Exhibits

To encourage more meaningful interaction with the artifacts, digital exhibits curated by the RMCI team and by students in Dr. Nguyen's courses at UCLA will be featured on this page on a rotating basis. 

A large part of RMCI's mission is to provide educational resources that showcase the diversity and complexity of refugee experiences through material culture. We hope that these exhibits will inspire innovative ways to leverage comparative research and digital humanities to teach and learn about refugee histories.

 

3D Exhibits

 

Refugee Boat: 7 Day Narrative

This exhibit features a 3D scan of the "Boat of Hope," which departed from Vung Tau, Vietnam on September 4th, 1984 with nine Vietnamese refugees onboard. Click through the exhibit to learn about the refugees' harrowing seven-day journey.



Refugee Artifacts 

This exhibit presents a small selection of artifacts made and/or used by Vietnamese refugees. From internal forced displacement in 1954 after Vietnam was divided at the 17th parallel to the "re-education" camps and the refugee camps following the end of the Vietnam War in 1975, these objects tell the long and complex history of modern Vietnamese refugeehood.


Student Exhibits

 

Dr. Nguyen teaches a yearly course in the Digital Humanities Program at UCLA that provides students with the opportunity to contribute to the RMCI and to create rotating exhibits for the wider public. 

The Course

DH M155/CL M155: Decolonizing Refugee Data From Rome to Vietnam

This course investigate the politics of forced displacement in ancient and modern contexts (with a focus on Greco-Roman antiquity and contemporary Vietnamese history) through the lens of Critical Refugee Studies and with the aid of digital archaeology tools. We move beyond understanding refugee experiences through sensationalized visualizations, dehumanizing statistics and state-centered policies, and instead through refugee narratives and materiality.
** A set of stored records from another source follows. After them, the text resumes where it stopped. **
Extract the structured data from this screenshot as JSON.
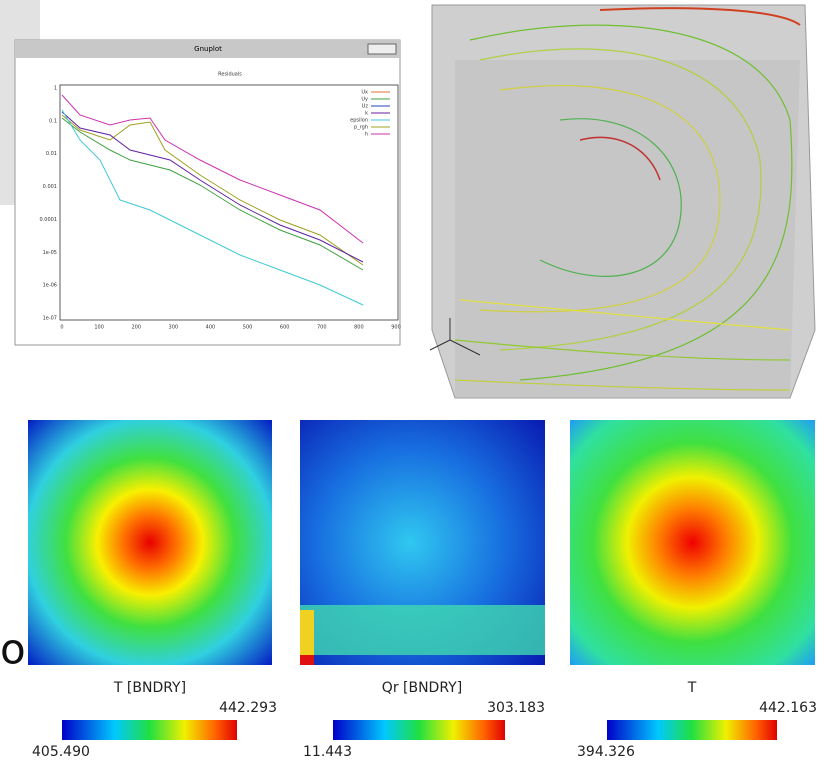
{
  "fragment_text": "or",
  "residuals_plot": {
    "window_title": "Gnuplot",
    "title": "Residuals",
    "yticks": [
      "1",
      "0.1",
      "0.01",
      "0.001",
      "0.0001",
      "1e-05",
      "1e-06",
      "1e-07"
    ],
    "xticks": [
      "0",
      "100",
      "200",
      "300",
      "400",
      "500",
      "600",
      "700",
      "800",
      "900"
    ],
    "legend": [
      "Ux",
      "Uy",
      "Uz",
      "k",
      "epsilon",
      "p_rgh",
      "h"
    ]
  },
  "panels": [
    {
      "label": "T [BNDRY]",
      "max": "442.293",
      "min": "405.490"
    },
    {
      "label": "Qr [BNDRY]",
      "max": "303.183",
      "min": "11.443"
    },
    {
      "label": "T",
      "max": "442.163",
      "min": "394.326"
    }
  ]
}
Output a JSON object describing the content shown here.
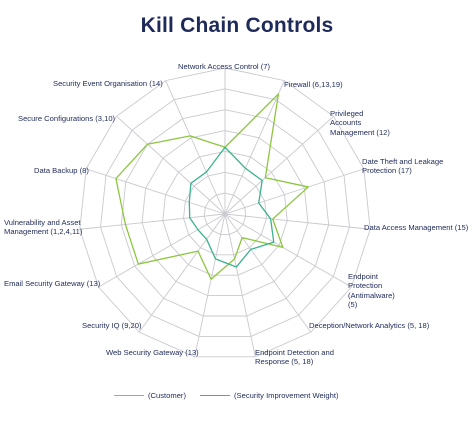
{
  "chart_data": {
    "type": "radar",
    "title": "Kill Chain Controls",
    "axes": [
      "Network Access Control (7)",
      "Firewall (6,13,19)",
      "Privileged Accounts Management (12)",
      "Date Theft and Leakage Protection (17)",
      "Data Access Management (15)",
      "Endpoint Protection (Antimalware) (5)",
      "Deception/Network Analytics (5, 18)",
      "Endpoint Detection and Response (5, 18)",
      "Web Security Gateway (13)",
      "Security IQ (9,20)",
      "Email Security Gateway (13)",
      "Vulnerability and Asset Management (1,2,4,11)",
      "Data Backup (8)",
      "Secure Configurations (3,10)",
      "Security Event Organisation (14)"
    ],
    "series": [
      {
        "name": "(Customer)",
        "color": "#8dc63f",
        "values": [
          3.2,
          6.3,
          2.6,
          4.2,
          2.3,
          3.2,
          1.4,
          2.2,
          3.2,
          2.2,
          4.8,
          4.8,
          5.5,
          5.0,
          4.1
        ]
      },
      {
        "name": "(Security Improvement Weight)",
        "color": "#3cb28f",
        "values": [
          3.2,
          2.4,
          2.4,
          1.7,
          2.2,
          2.7,
          2.1,
          2.6,
          2.2,
          1.5,
          1.5,
          1.7,
          1.8,
          2.2,
          2.2
        ]
      }
    ],
    "scale": {
      "min": 0,
      "max": 7,
      "rings": 7
    },
    "grid": true,
    "legend_position": "bottom"
  },
  "legend": {
    "customer": "(Customer)",
    "weight": "(Security Improvement Weight)"
  }
}
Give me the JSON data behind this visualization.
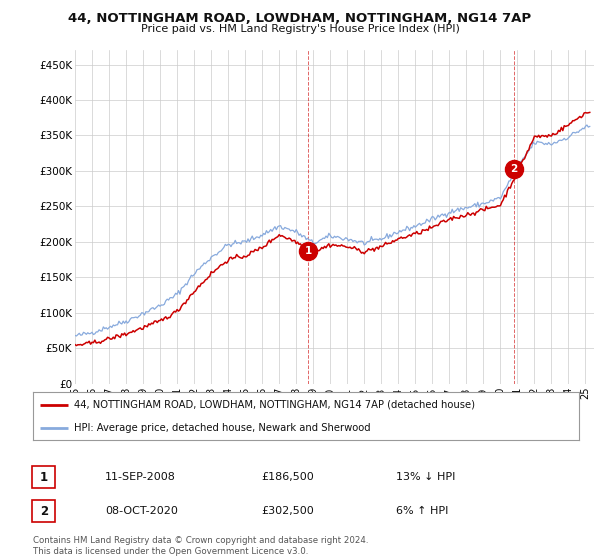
{
  "title_line1": "44, NOTTINGHAM ROAD, LOWDHAM, NOTTINGHAM, NG14 7AP",
  "title_line2": "Price paid vs. HM Land Registry's House Price Index (HPI)",
  "ylabel_ticks": [
    "£0",
    "£50K",
    "£100K",
    "£150K",
    "£200K",
    "£250K",
    "£300K",
    "£350K",
    "£400K",
    "£450K"
  ],
  "ytick_values": [
    0,
    50000,
    100000,
    150000,
    200000,
    250000,
    300000,
    350000,
    400000,
    450000
  ],
  "ylim": [
    0,
    470000
  ],
  "xlim_start": 1995.0,
  "xlim_end": 2025.5,
  "hpi_color": "#88aadd",
  "price_color": "#cc0000",
  "marker1_label": "1",
  "marker1_date": "11-SEP-2008",
  "marker1_price": "£186,500",
  "marker1_pct": "13% ↓ HPI",
  "marker1_x": 2008.7,
  "marker1_y": 186500,
  "marker2_label": "2",
  "marker2_date": "08-OCT-2020",
  "marker2_price": "£302,500",
  "marker2_pct": "6% ↑ HPI",
  "marker2_x": 2020.8,
  "marker2_y": 302500,
  "legend_line1": "44, NOTTINGHAM ROAD, LOWDHAM, NOTTINGHAM, NG14 7AP (detached house)",
  "legend_line2": "HPI: Average price, detached house, Newark and Sherwood",
  "footnote": "Contains HM Land Registry data © Crown copyright and database right 2024.\nThis data is licensed under the Open Government Licence v3.0.",
  "background_color": "#ffffff",
  "grid_color": "#cccccc"
}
We will examine how refugees have been discussed, portrayed, and treated, as well as flip the script to explore refugeehood through the perspectives and experiences of refugees themselves.  Students will gain hands-on experience working with digitized artifacts from our community partner, the Vietnamese Heritage Museum, as they work towards their final project: digital exhibits that feature the museum’s artifacts alongside those from the ancient Greco-Roman world with a view to helping us better understand refugeehood across space and time.